Liberation is in large part a question of where new light is shed, and bigger pictures for bigger minds. We get outside the hall of mirrors, we come to understand our projec- tions and reflections on the surfaces of things. We stop running from the material from which we emerge, and understand our problem was not loving matter or life enough. Perhaps we find the courage to confront our demons. Alcoholics might call alcohol called cunning, baffling, and powerful, although it’s none of these. The problems are in us. Neither will their fears let them see that a cold-turkey withdrawal is no worse than the next two scheduled hangovers. Victim and disease mentalities abdicate our power to change, even where they might hold some truth. Remember that the biblical Satan is a lawyer, wanting you to see only his own side of things.

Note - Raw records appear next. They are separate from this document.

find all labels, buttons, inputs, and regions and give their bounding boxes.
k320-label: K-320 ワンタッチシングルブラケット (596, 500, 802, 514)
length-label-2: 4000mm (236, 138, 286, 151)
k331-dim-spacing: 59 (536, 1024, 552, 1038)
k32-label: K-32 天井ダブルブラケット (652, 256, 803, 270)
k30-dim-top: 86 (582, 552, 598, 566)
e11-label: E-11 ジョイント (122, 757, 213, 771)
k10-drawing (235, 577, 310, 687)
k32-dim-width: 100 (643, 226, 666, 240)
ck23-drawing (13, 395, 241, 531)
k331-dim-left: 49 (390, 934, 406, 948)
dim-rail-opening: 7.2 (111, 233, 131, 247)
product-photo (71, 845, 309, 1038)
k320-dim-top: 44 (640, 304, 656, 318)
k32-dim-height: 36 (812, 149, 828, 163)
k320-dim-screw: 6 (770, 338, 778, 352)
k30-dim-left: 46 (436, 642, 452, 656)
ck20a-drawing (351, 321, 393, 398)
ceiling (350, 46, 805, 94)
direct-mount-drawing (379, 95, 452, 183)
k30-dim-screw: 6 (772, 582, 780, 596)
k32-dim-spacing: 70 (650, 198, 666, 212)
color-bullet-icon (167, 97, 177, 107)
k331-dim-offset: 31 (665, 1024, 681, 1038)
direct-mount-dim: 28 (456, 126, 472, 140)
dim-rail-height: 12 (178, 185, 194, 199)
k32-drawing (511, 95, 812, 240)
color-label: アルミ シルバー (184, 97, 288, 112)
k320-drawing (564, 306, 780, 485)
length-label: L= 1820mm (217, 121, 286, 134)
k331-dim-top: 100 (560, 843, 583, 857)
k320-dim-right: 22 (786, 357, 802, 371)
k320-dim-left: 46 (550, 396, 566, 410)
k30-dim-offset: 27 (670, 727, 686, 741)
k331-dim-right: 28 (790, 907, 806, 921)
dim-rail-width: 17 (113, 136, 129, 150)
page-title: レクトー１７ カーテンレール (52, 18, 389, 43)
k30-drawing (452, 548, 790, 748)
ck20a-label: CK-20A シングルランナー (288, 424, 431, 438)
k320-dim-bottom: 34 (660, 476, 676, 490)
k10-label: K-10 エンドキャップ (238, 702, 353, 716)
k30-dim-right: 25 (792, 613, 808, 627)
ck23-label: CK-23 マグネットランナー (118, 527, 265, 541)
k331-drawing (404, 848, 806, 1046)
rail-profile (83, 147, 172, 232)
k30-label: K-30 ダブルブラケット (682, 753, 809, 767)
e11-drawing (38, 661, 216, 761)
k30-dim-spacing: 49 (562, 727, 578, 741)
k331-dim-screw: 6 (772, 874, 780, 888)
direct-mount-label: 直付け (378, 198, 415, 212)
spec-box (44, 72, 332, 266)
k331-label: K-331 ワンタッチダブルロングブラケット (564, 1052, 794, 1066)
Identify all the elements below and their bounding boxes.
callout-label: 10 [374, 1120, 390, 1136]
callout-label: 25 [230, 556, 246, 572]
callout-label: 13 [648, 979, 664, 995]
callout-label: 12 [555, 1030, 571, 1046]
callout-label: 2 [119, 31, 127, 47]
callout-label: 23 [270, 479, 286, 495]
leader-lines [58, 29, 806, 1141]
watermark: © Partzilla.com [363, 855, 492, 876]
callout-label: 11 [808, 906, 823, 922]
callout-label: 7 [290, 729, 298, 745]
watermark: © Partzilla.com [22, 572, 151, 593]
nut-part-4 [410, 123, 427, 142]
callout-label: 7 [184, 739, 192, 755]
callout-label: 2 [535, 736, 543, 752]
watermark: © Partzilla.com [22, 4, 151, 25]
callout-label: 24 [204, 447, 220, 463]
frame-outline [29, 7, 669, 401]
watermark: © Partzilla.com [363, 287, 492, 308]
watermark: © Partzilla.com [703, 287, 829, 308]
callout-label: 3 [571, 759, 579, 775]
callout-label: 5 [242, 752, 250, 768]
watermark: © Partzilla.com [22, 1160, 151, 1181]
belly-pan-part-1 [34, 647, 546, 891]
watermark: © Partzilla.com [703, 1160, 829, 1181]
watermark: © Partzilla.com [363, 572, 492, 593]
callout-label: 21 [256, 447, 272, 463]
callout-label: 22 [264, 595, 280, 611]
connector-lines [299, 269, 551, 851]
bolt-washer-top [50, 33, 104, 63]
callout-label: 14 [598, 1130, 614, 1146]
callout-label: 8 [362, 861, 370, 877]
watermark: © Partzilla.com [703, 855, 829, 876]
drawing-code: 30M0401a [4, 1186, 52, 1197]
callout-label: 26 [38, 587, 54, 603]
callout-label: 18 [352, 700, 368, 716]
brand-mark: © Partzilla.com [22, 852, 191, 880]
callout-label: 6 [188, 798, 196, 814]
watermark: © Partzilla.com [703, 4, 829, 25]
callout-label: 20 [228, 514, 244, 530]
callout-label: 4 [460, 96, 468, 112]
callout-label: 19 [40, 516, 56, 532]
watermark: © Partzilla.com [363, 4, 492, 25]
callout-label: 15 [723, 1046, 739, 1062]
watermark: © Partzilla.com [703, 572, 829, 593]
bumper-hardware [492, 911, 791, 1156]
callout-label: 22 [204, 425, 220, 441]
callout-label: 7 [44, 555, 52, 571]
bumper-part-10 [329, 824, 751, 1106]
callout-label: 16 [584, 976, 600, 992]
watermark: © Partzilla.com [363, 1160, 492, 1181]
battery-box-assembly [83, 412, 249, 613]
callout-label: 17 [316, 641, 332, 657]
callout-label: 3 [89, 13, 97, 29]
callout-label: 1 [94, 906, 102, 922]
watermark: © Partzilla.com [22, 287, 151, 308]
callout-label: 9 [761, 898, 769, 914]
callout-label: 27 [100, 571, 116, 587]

“Get thee behind me Satan” really means that he still has value, but that we are finally ready to lead. Ironically, the Satanists, by taking on the point of view of the adversary or the other, in whatever psychodrama they play with whatever cultural props, wind up with a richer picture of things than the ones who fear their devil out of their fear of a god. It’s really all about exploring and crossing the boundaries set by cultural fears. Even the Catholics employ their Devil’s Advocate. Finally, of course, we need to take a look at the Devil’s playful side, his devilishness, his mischievousness, his eagerness to show us the silliness of our limited ways. The old goat Capricornus is the root of the word caprice, whimsy, even if that dates back to when he was just a kid. To sport with the Devil is educational play. Evil is something else. Evil is dragging your son to the altar to kill him to prove your faith, and then convincing your people that that was a good thing. Did you know that the name Isaac meant laughter?